In 1910 Oliwa celebrated the 250th anniversary of the Oliwa peace treaty. In 1911 a catholic school was established at today's Cistercians' Street. The surrounding forest was enriched by a Hortus Botanicus in 1912. In 1913 another railway line was added joining Oliwa with the Cassubian town of Koscierzyna. After World War I and on the basis of the Treaty of Versailles the Wolne Miasto Gdansk or Freie Stadt Danzig was established on November 15th 1920 under the protectorate of the League of Nations and Poland. The borders of the free city included Oliwa, a part of the parish however was in Poland.

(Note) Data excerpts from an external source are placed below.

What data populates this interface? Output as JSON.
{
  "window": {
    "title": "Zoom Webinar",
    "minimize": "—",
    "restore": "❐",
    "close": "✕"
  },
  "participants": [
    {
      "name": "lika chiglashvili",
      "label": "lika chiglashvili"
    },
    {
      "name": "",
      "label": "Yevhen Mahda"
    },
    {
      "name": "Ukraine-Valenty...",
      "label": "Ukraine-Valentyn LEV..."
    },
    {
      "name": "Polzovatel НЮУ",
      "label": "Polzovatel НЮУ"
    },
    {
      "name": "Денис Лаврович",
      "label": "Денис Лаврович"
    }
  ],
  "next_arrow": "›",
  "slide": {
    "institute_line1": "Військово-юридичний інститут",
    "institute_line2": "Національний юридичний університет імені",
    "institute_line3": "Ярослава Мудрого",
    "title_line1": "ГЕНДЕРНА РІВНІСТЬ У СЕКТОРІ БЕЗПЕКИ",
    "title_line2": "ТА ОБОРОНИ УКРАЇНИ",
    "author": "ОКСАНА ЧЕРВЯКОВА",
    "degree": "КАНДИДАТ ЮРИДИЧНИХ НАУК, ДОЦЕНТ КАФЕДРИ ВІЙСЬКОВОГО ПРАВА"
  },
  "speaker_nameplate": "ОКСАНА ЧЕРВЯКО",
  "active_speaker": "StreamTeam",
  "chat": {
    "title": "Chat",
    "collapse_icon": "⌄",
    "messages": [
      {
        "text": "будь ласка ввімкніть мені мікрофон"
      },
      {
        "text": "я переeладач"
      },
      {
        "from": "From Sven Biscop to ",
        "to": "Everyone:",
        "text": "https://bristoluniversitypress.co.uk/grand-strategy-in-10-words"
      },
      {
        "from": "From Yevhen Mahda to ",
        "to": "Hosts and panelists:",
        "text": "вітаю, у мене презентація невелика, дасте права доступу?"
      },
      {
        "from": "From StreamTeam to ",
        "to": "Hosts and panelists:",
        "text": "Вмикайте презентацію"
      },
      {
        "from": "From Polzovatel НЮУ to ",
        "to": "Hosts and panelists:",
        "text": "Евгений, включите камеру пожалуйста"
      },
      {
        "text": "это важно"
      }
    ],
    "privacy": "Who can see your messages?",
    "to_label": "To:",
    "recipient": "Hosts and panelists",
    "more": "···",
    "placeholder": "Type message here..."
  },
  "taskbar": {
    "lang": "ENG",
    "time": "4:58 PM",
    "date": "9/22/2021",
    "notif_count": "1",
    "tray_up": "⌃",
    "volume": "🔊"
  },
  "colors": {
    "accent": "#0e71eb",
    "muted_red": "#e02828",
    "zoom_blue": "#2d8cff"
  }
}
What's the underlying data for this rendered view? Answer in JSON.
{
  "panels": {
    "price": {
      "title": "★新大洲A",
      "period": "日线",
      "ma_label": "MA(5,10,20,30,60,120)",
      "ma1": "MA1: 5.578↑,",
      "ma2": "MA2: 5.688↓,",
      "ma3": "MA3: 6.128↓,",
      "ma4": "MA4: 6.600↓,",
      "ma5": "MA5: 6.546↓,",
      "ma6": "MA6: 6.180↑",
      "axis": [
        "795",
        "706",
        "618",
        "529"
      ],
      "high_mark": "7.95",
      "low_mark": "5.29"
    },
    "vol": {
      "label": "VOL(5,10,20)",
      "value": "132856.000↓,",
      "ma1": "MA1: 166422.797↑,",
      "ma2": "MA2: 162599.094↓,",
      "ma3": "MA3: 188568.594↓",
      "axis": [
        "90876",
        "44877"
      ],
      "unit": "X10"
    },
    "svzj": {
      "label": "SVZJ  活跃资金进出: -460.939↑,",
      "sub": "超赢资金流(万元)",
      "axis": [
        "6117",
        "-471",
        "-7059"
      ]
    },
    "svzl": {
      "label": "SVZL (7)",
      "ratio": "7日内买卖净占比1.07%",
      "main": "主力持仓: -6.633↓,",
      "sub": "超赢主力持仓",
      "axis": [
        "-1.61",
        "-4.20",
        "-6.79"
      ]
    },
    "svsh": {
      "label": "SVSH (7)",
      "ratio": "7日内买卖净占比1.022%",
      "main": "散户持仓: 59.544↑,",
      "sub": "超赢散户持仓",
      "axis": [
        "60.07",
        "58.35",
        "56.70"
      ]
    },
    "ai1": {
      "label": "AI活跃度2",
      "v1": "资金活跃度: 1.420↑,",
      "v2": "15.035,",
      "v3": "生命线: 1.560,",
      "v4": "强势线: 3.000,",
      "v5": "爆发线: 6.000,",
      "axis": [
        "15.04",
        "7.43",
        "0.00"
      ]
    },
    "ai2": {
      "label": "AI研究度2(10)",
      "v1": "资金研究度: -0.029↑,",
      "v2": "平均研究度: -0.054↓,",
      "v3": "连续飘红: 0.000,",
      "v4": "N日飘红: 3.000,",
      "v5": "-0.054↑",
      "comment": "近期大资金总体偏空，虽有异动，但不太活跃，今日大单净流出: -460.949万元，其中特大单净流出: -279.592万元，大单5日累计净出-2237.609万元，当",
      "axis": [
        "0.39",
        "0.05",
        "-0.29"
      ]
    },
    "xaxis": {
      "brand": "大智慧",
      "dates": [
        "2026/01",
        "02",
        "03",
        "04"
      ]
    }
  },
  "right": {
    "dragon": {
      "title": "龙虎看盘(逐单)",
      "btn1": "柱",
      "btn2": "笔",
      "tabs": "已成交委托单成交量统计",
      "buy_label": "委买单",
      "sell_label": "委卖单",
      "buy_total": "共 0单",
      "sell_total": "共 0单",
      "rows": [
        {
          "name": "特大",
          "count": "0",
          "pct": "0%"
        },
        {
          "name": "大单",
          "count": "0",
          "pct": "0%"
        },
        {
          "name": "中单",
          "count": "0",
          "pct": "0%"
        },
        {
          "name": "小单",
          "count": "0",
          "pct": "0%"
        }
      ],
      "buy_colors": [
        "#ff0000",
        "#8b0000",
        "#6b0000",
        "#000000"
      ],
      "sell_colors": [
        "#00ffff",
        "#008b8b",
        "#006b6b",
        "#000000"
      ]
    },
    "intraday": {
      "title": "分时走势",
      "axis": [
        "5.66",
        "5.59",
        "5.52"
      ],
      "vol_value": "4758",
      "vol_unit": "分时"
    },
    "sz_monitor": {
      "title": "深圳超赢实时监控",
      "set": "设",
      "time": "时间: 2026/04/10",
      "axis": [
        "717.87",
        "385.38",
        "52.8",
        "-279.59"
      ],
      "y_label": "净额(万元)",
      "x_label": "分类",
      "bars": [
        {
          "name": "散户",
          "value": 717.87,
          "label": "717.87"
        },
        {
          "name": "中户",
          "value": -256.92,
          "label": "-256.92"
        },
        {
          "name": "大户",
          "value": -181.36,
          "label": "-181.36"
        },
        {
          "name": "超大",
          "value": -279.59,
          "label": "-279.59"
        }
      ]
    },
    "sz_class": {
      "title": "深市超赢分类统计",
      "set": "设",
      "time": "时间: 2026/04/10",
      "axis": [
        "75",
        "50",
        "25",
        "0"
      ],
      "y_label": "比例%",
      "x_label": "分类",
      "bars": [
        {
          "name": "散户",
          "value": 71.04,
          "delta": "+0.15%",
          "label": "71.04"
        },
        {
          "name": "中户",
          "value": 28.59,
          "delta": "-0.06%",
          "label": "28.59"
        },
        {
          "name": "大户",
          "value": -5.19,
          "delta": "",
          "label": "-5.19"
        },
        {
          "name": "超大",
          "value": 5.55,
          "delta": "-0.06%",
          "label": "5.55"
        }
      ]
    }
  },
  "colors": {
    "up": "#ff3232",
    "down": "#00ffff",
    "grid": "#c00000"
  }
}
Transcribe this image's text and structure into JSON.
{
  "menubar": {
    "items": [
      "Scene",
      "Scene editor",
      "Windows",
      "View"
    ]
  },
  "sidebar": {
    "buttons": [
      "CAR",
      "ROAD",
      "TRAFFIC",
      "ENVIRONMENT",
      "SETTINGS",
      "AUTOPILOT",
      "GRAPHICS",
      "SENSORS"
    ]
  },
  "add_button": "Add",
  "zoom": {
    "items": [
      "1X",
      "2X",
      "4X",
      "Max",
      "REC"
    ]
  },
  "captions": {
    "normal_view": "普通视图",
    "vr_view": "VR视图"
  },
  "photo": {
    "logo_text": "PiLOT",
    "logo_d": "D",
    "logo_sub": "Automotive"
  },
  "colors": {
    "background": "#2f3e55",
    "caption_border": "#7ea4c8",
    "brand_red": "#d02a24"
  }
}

In 1921 Herbert Creutzburg was nominated as the mayor (!) of Oliwa. His term was disastrous. He wanted to open a casino styled on the Sopot casino. (by then Sopot was a renowned seaside spa). He ruined the city funds and the losses amounted to 400.000 guilders. The losses were paid up by the city of Gdansk which sped up the annexation of Oliwa by Gdansk on July 1st 1926. The remainder of the twenties brought a lot of prosperity. A paint factory "Daol" and a chocoloate factory "Anglas" were established. These still exist today, although under different names. The world renowned Dr.Oetker company was also established in Oliwa in the twenties. In 1926 a small ZOO and fur farm were established. The ZOO is today one of the largest in Poland. The most important event of 1926 were however the celebrations of the 750th anniversary of Oliwa

In the thirties the National-Socialist NSDAP was gaining strength in the free city. In 1930 the party numbered 500 in Gdansk. In 1932 when Adolf Hitler made a stopover at the Zaspa airport he was greeted by 10.000 NSDAP members. In 1939 the square in front of the (recently upgraded) Oliwa cathedral was paved with granite slabs and was frequently used as a drill terrain for the Hitlerjugend. On August 23rd 1939 Albert Forster was named head of state and took full control of the free city. A week later World War II started when the German cruiser Schleswig-Holstein attacked a small outpost on the Westerplatte. Polish activists including priests were arrested by the Germans who took over all the important control points and marched into Poland. Freie Stadt Danzig and of course Oliwa together with the Polish voivodship of Pomerania were annexed by the Reich as Reichsgau Danzig-Westpreussen (Reichsprovince of Gdansk and West Prussia).